Os 154 membros da ANJ apoiaram a decisão pois o Google se recusou a pagar aos jornais para utilizar suas informações, segundo anunciou o diretor da entidade, Carlos Fernando Lindenberg Neto, em entrevista ao Instituto Knight Center para o Jornalismo das Américas, da Universidade do Texas, instituição presidida pelo brasileiro Rosenthal Calmon Alves.

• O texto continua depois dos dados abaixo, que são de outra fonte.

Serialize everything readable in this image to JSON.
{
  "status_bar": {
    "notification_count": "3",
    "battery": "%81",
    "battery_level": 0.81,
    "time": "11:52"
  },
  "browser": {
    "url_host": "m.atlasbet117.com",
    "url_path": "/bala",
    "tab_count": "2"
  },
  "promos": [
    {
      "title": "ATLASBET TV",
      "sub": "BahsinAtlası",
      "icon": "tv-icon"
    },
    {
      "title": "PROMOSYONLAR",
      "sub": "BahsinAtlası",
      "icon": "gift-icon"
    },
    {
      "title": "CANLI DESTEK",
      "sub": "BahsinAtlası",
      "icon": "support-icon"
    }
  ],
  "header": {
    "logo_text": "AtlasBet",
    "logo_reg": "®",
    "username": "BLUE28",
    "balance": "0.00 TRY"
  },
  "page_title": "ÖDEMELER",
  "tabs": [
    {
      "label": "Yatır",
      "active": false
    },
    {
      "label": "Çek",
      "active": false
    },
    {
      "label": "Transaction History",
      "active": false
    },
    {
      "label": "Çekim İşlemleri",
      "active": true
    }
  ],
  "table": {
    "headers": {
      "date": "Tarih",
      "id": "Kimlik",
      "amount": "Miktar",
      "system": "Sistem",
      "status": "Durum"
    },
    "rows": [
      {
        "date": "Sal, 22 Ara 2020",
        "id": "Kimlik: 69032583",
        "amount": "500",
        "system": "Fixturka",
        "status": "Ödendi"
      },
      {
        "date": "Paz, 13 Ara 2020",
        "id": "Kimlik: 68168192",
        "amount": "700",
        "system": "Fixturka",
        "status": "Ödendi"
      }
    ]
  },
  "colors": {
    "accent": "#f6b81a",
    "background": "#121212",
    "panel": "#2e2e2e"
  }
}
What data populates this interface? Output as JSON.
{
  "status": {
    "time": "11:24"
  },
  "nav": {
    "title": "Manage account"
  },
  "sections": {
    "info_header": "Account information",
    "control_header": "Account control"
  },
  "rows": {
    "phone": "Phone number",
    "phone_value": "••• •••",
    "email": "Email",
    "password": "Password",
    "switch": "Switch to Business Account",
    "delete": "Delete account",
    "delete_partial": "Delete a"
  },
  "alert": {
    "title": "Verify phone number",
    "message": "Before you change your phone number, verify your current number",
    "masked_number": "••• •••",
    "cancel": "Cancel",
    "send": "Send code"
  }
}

"O Google News não nos ajudava a aumentar a audiência dos jornais, pois ao dar as primeiras linhas, reduzem as possibilidades dos internautas lerem no link a história completa nos jornais", disse Lindenberg Neto.

Em dezembro de 2010, a ANJ e o Google tinham chegado a um acordo para que o buscador mostrasse apenas uma linha de cada notícia para atrair a curiosidade do leitor e levá-lo depois à publicação.

No entanto, segundo relatou a ANJ na última Assembleia da Sociedade Interamericana de Imprensa (SIP), realizada nesta semana em São Paulo, a medida não foi suficiente para gerar mais acessos. A ANJ se transformou na primeira associação de jornais que mobilizou seus membros para uma saída em massa do Google News.